Q:お付き合いをしている彼が「乾癬(かんせん)」なのですが、人にうつる病気なのでしょうか?また治る病気なのでしょうか?

A:乾癬は決してうつる病気ではありません。温泉やプールに入ってもうつることはありません。ご家族や友人など周りの人に正しい知識をもってもらいましょう。乾癬は症状をやわらげたり、良い状態を保つことはできますが、必ず完治する、という方法はまだみつかっていません。よくなったり悪くなったりを繰り返す病気ですので、皮膚科医師とよく相談し根気よく治療を続けることが大切です。

乾癬(かんせん)とは?

乾癬は「炎症性角化症」という皮膚の病気です。「皮膚の炎症」と「表皮の新陳代謝の異常」2つの側面をもつ病気で、少し盛り上がった赤い発疹の上に白色の垢(鱗屑)が付着し、ボロポロとふけのように剥がれ落ちます。

​乾癬の皮膚では、炎症を起こす細胞が集まって活性化しているため毛細血管が拡張し、皮膚が潮紅を起こします。また表皮が通常の10倍以上の速さで生まれ変わり、生産が過剰な状態となるため、表皮が厚く積み上がり、鱗屑となって剥がれ落ちていきます。
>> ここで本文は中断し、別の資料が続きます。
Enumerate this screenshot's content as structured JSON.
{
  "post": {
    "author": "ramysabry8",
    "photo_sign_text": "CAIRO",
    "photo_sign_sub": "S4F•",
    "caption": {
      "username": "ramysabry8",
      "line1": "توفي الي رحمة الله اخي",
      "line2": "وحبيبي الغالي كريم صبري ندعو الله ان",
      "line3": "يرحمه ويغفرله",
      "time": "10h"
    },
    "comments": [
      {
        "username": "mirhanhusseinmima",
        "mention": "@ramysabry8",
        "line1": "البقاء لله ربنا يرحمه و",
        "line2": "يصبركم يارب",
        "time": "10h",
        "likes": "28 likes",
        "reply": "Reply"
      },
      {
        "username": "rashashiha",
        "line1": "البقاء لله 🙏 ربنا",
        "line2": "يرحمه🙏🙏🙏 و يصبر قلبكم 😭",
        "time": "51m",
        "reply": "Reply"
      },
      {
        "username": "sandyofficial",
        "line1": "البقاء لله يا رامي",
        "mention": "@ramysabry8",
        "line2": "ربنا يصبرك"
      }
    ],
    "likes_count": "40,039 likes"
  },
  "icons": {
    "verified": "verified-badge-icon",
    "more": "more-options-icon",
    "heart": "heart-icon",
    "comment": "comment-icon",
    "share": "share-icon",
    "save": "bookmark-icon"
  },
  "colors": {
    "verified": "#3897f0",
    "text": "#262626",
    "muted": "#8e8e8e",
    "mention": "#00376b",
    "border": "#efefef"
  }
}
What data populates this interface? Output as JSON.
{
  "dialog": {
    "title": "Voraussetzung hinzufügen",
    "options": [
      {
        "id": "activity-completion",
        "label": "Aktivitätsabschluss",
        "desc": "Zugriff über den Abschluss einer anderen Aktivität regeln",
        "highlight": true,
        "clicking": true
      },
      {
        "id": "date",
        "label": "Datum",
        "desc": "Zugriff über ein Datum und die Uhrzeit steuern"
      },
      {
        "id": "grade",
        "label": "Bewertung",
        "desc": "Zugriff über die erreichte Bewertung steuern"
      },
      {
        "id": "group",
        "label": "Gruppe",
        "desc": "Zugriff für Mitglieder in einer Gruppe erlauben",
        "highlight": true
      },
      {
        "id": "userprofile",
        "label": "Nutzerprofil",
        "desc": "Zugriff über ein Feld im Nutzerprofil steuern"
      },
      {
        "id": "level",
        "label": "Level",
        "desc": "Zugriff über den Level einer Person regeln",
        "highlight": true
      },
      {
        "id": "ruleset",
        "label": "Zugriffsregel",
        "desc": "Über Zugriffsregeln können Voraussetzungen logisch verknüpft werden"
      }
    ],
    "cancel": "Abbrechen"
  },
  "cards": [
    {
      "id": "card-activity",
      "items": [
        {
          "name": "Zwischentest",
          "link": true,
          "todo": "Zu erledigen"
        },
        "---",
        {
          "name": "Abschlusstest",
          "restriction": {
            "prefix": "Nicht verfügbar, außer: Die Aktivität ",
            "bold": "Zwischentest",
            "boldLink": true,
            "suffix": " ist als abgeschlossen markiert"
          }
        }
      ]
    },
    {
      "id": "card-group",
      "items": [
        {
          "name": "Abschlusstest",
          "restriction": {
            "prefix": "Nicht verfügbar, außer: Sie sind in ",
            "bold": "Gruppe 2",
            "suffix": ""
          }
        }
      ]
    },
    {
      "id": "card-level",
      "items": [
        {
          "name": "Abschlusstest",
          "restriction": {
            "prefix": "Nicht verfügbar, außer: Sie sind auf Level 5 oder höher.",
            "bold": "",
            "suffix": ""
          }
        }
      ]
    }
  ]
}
乾癬は、症状によって、以下5つの種類に分類されます。

尋常性乾癬

乾癬患者の9割を占めます。頭・肘・膝などによく見られ全身に広がることもあります。また半数以上の患者に爪にも症状がみられるのが特徴です。

滴状乾癬

小さな水滴程度の大きさの発疹が全身にできます。体のどこかに存在する細菌の感染病巣が悪化すると時に起こることがあります。扁桃腺炎がきっかけになることが多いといわれています。

乾癬性紅皮症

尋常性乾癬が全身に広がり、皮膚全体が潮紅状態になります。

膿疱性乾癬

発熱や倦怠感を伴い、急激に全身の皮膚が潮紅し、膿疱が多発します。放置すると重篤な状態になることがあります。

関節症性乾癬

皮膚の症状に加えて、関節リウマチのように関節がはれたり、傷んだりします。

乾癬の治療法

乾癬は完治させることが難しくとも、症状を抑える治療はあります。必ず皮膚科の医師の指示に従って根気よく治療を続けるようにしてください。​

(1) 外用治療…ビタミンD3やステロイド外用薬が用いられます。
(2) 内服療法…「レチノイド(エトレチナート)」や「シクロスポリン」という内服薬が用いられます。
(3) 紫外線療法…光源ランプを照射する治療法です。
(4) 生物学的製剤…免疫にかかわる物質の働きを弱める注射と点滴による治療です。前述のいずれの治療でも効果がみられないときに行われますが、重い感染症などがある患者は受けることができません。​

乾癬は皮膚の症状により、日常生活や治療においても様々なストレスや悩みを抱えてQOL(Quality of life/生活の質)が著しく損なわれることがあります。適切な治療を行うことにより、このような悩みをできる限り少なくすることができ、QOLも向上して治療にも積極的になれる、という好循環が生まれるよう、皮膚科医師とよく相談をしましょう。

乾癬に関する疑問や注意点

乾癬は遺伝するの?
乾癬になりやすい体質は遺伝することもあると言われていますが、必ず乾癬になるわけではありません。日本では親が乾癬で子供も乾癬が発病する確率は5%といわれています。​

漢方薬は乾癬に効くの?
補助的な治療法として体質や症状にあわせて用いることもあり、効果があることが多いです。​

日常生活で注意することは?
症状が出ていない部分でも引っかいたり、傷をつけたりすると、そこに新しく乾癬ができてしまうことがあります(ケブネル現象)。衣服や眼鏡、髪の毛などの刺激によっても起こる可能性があるので、服装にも配慮が必要です。また長時間、同じ姿勢を取り続けることもできるだけ避けましょう。乾燥を避け、できるだけ日にあたることを心がけましょう。ただし急激な日焼けは 避けましょう。